A set of airflow hooks, operators and sensors to allow airflow DAGs to operate with the Azure HDInsight platform, for cluster creation and monitoring as well as job submission and monitoring. Also included are some enhanced Azure Blob and Data Lake sensors.
This project is both an amalgamation and enhancement of existing open source airflow extensions, plus new extensions to solve the problem.

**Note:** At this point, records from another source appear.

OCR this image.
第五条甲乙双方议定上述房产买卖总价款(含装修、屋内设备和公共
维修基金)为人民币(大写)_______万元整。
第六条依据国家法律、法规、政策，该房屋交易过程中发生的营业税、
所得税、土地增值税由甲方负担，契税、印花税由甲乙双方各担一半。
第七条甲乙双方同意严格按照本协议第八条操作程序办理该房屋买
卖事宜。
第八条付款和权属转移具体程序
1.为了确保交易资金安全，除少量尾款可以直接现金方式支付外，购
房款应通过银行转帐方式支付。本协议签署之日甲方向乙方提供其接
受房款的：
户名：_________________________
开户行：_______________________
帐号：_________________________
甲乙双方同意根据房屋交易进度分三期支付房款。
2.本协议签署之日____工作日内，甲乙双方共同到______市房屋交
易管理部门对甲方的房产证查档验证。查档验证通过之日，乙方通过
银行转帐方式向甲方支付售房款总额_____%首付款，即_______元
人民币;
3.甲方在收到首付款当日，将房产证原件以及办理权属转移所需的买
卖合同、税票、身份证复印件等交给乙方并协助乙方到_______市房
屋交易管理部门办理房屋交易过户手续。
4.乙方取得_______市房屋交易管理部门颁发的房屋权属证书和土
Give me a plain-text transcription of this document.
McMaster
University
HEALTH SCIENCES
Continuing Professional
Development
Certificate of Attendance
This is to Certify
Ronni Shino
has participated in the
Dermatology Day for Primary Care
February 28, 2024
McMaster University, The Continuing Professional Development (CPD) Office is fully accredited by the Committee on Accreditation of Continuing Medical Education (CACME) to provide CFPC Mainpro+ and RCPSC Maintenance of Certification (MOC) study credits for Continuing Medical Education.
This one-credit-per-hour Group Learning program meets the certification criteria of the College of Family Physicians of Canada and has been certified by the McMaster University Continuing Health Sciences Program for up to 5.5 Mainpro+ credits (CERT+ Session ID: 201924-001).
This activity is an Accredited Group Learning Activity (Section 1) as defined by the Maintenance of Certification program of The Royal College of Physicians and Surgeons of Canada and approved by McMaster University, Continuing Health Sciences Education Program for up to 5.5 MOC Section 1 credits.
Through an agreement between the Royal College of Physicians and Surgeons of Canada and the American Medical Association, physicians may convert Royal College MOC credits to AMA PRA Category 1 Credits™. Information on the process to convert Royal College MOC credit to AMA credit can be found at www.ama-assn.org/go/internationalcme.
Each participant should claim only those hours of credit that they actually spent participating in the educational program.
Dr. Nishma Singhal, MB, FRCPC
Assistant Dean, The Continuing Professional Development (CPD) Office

pip install airflow-hdinsight
airflowhdi
Type | Name | What it does |
---|---|---|
Hook | AzureHDInsightHook | Uses the HDInsightManagementClient from the HDInsight SDK for Python to expose several operations on an HDInsight cluster - get cluster state, create, delete. |
Operator | AzureHDInsightCreateClusterOperator | Use the AzureHDInsightHook to create a cluster |
Operator | AzureHDInsightDeleteClusterOperator | Use the AzureHDInsightHook to delete a cluster |
Operator | ConnectedAzureHDInsightCreateClusterOperator | Extends the AzureHDInsightCreateClusterOperator to allow fetching of the security credentials and cluster creation spec from an airflow connection |
Operator | AzureHDInsightSshOperator | Uses the AzureHDInsightHook and SSHHook to run an SSH command on the master node of the given HDInsight cluster |
Sensor | AzureHDInsightClusterSensor | A sensor to monitor the provisioning state or running state (can switch between either mode) of a given HDInsight cluster. Uses the AzureHDInsightHook. |
Sensor | WasbWildcardPrefixSensor | An enhancement to the WasbPrefixSensor to support sensing on a wildcard prefix |
Sensor | AzureDataLakeStorageGen1WebHdfsSensor | Uses airflow's AzureDataLakeHook to sense a glob path (which implicitly supports wildcards) on ADLS Gen 1. ADLS Gen 2 is not yet supported in airflow. |
airflowlivy
Type | Name | What it does |
---|---|---|
Hook | LivyBatchHook | Uses the Apache Livy Batch API to submit spark jobs to a livy server, get batch state, verify batch state by quering either the spark history server or yarn resource manager, spill the logs of the spark job post completion, etc. |
Operator | LivyBatchOperator | Uses the LivyBatchHook to submit a spark job to a livy server |
Sensor | LivyBatchSensor | Uses the LivyBatchHook to sense termination and verify completion, spill logs of a spark job submitted earlier to a livy server |
Origins of the HDinsight operator work
The HDInsight operator work is loosely inspired from alikemalocalan/airflow-hdinsight-operators, however that has a huge number of defects, as to why it was never accepted to be merged into airflow in the first place. This project solves all of those issues and more, and is frankly a full rewrite.
Origins of the livy work
The livy batch operator is based on the work by panovvv's project airfllow-livy-operators. It does some necessary changes:
- Seperates the operator into a hook (LivyBatchHook), an operator (LivyBatchOperator) and a sensor (LivyBatchSensor)
- Adds additional verification and log spilling to the sensor (the original sensor does not)
- Removes additional verification and log spilling from the operator - hence alllowing a async pattern akin to the EMR add step operator and step sensor.
- Creates livy, spark and YARN airflow connections dynamically from an Azure HDInsight connection
- Returns the batch ID from the operator so that a sensor can use it after being passed through XCom
- Changes logging to LoggingMixin calls
- Allows templatization of fields
State of airflow livy operators in the wild..
As it stands today (June of 2020), there are multiple airflow livy operator projects out there:
- panovvv/airflow-livy-operators: the project which this project bases its work on
- the official livy provider in airflow 2.0, with a backport available for airflow 1.1.x: alas the official provider has very limited functionality - it does not spill the job's logs, and it does not do additional verification for job completion using spark history server or yarn resource manager, amongst other limitations
- rssanders3/airflow-spark-operator-plugin: this is the oldest livy operator, which only supports livy sessions and not batches. there's a copy of this in alikemalocalan/airflow-hdinsight-operators.